Niblock’s predilection for precisely framed shots of locations and objects in both the natural and inhabited worlds here marks “Dog Track” as a harbinger of his later films, even as this early work retains the preoccupation with language and structuralist principles that occupied him at the time. Set to richly saturated shots of urban and natural locations composed with an array of experimental techniques (static extreme close-ups; time-lapse; multiple exposure; flicker; rapid hand-held camera movements), the soundtrack of the film has Barbara Porte reading dispassionately from a scavenged text whose narrator relates acts of bestiality in lurid detail.
T H I R (a.k.a. TEN HUNDRED INCH RADII)
1972-75, 16mm to DV, color, sound, 43 mins., featuring an updated soundtrack, One Large Rose, composed by Phill Niblock, 2008 (T H I R edit: 2015).
TEN HUNDRED INCH RADII (T H I R) was originally produced for the fourth in a series of non-verbal, intermedia projects titled Environments. The performance-installations were staged in various venues between the end of the 1960s and beginning of the 1970s, each incorporating color slides, dance, and original sound compositions together with three 16mm film images projected side-by-side on a massive, thirty-six foot wide screen. For tonight’s program, we present the single-screen version of T H I R, accompanied by One Large Rose, an updated sound track composed by Niblock in 2008 for bowed piano, violin, cello, and bass. T H I R represents the consolidation of an immersive approach to sound and moving-image presentation that Niblock had been innovating and refining through the turn of the 1960s.

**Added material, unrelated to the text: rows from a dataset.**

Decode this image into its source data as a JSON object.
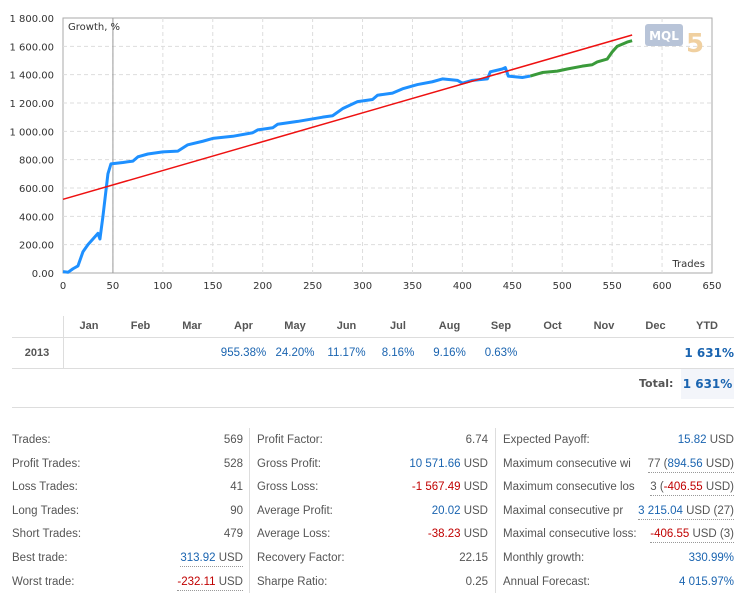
{
  "chart_data": {
    "type": "line",
    "title": "Growth, %",
    "xlabel": "Trades",
    "xlim": [
      0,
      650
    ],
    "ylim": [
      0,
      1800
    ],
    "xticks": [
      0,
      50,
      100,
      150,
      200,
      250,
      300,
      350,
      400,
      450,
      500,
      550,
      600,
      650
    ],
    "yticks": [
      "0.00",
      "200.00",
      "400.00",
      "600.00",
      "800.00",
      "1 000.00",
      "1 200.00",
      "1 400.00",
      "1 600.00",
      "1 800.00"
    ],
    "grid": true,
    "marker_line_x": 50,
    "series": [
      {
        "color": "#1e90ff",
        "points": [
          [
            0,
            10
          ],
          [
            5,
            5
          ],
          [
            10,
            30
          ],
          [
            15,
            50
          ],
          [
            20,
            150
          ],
          [
            25,
            200
          ],
          [
            35,
            280
          ],
          [
            37,
            240
          ],
          [
            40,
            400
          ],
          [
            45,
            700
          ],
          [
            48,
            770
          ],
          [
            60,
            780
          ],
          [
            70,
            790
          ],
          [
            75,
            820
          ],
          [
            85,
            840
          ],
          [
            100,
            855
          ],
          [
            115,
            860
          ],
          [
            125,
            905
          ],
          [
            140,
            930
          ],
          [
            150,
            950
          ],
          [
            170,
            965
          ],
          [
            190,
            990
          ],
          [
            195,
            1010
          ],
          [
            210,
            1025
          ],
          [
            215,
            1050
          ],
          [
            235,
            1070
          ],
          [
            260,
            1100
          ],
          [
            270,
            1110
          ],
          [
            280,
            1160
          ],
          [
            295,
            1210
          ],
          [
            310,
            1225
          ],
          [
            315,
            1255
          ],
          [
            330,
            1270
          ],
          [
            340,
            1300
          ],
          [
            355,
            1330
          ],
          [
            370,
            1350
          ],
          [
            380,
            1370
          ],
          [
            395,
            1360
          ],
          [
            400,
            1340
          ],
          [
            410,
            1360
          ],
          [
            425,
            1370
          ],
          [
            428,
            1420
          ],
          [
            440,
            1440
          ],
          [
            443,
            1450
          ],
          [
            446,
            1390
          ],
          [
            460,
            1380
          ],
          [
            468,
            1390
          ]
        ]
      },
      {
        "color": "#3a9a3a",
        "points": [
          [
            468,
            1390
          ],
          [
            480,
            1415
          ],
          [
            495,
            1425
          ],
          [
            505,
            1440
          ],
          [
            520,
            1460
          ],
          [
            530,
            1470
          ],
          [
            535,
            1490
          ],
          [
            545,
            1510
          ],
          [
            550,
            1560
          ],
          [
            555,
            1600
          ],
          [
            565,
            1630
          ],
          [
            570,
            1640
          ]
        ]
      },
      {
        "color": "#ee1111",
        "points": [
          [
            0,
            520
          ],
          [
            570,
            1680
          ]
        ]
      }
    ]
  },
  "logo": "MQL5 community",
  "monthly": {
    "headers": [
      "Jan",
      "Feb",
      "Mar",
      "Apr",
      "May",
      "Jun",
      "Jul",
      "Aug",
      "Sep",
      "Oct",
      "Nov",
      "Dec",
      "YTD"
    ],
    "year": "2013",
    "values": [
      "",
      "",
      "",
      "955.38%",
      "24.20%",
      "11.17%",
      "8.16%",
      "9.16%",
      "0.63%",
      "",
      "",
      "",
      ""
    ],
    "ytd": "1 631%",
    "total_label": "Total:",
    "total": "1 631%"
  },
  "stats": [
    [
      {
        "l": "Trades:",
        "v": "569"
      },
      {
        "l": "Profit Trades:",
        "v": "528"
      },
      {
        "l": "Loss Trades:",
        "v": "41"
      },
      {
        "l": "Long Trades:",
        "v": "90"
      },
      {
        "l": "Short Trades:",
        "v": "479"
      },
      {
        "l": "Best trade:",
        "v": "313.92",
        "u": " USD",
        "c": "blue",
        "d": true
      },
      {
        "l": "Worst trade:",
        "v": "-232.11",
        "u": " USD",
        "c": "red",
        "d": true
      }
    ],
    [
      {
        "l": "Profit Factor:",
        "v": "6.74"
      },
      {
        "l": "Gross Profit:",
        "v": "10 571.66",
        "u": " USD",
        "c": "blue"
      },
      {
        "l": "Gross Loss:",
        "v": "-1 567.49",
        "u": " USD",
        "c": "red"
      },
      {
        "l": "Average Profit:",
        "v": "20.02",
        "u": " USD",
        "c": "blue"
      },
      {
        "l": "Average Loss:",
        "v": "-38.23",
        "u": " USD",
        "c": "red"
      },
      {
        "l": "Recovery Factor:",
        "v": "22.15"
      },
      {
        "l": "Sharpe Ratio:",
        "v": "0.25"
      }
    ],
    [
      {
        "l": "Expected Payoff:",
        "v": "15.82",
        "u": " USD",
        "c": "blue"
      },
      {
        "l": "Maximum consecutive wi",
        "p": "77 (",
        "v": "894.56",
        "u": " USD)",
        "c": "blue",
        "d": true
      },
      {
        "l": "Maximum consecutive los",
        "p": "3 (",
        "v": "-406.55",
        "u": " USD)",
        "c": "red",
        "d": true
      },
      {
        "l": "Maximal consecutive pr",
        "v": "3 215.04",
        "u": " USD (27)",
        "c": "blue",
        "d": true
      },
      {
        "l": "Maximal consecutive loss:",
        "v": "-406.55",
        "u": " USD (3)",
        "c": "red",
        "d": true
      },
      {
        "l": "Monthly growth:",
        "v": "330.99%",
        "c": "blue"
      },
      {
        "l": "Annual Forecast:",
        "v": "4 015.97%",
        "c": "blue"
      }
    ]
  ]
}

It also crystallizes the aesthetic concepts and technical methods that would dominate his later career: objects and bodies (in this case, elements of nature) observed at extremely close range, in obsessive detail, with a shallow depth of field and the extreme curtailing of context; an acute yet subtle sense of rhythm that defies the immobility of the frame; and dense, intricate curtains of sound that seem to weave space itself into the fabric of its multiple, interlocking threads.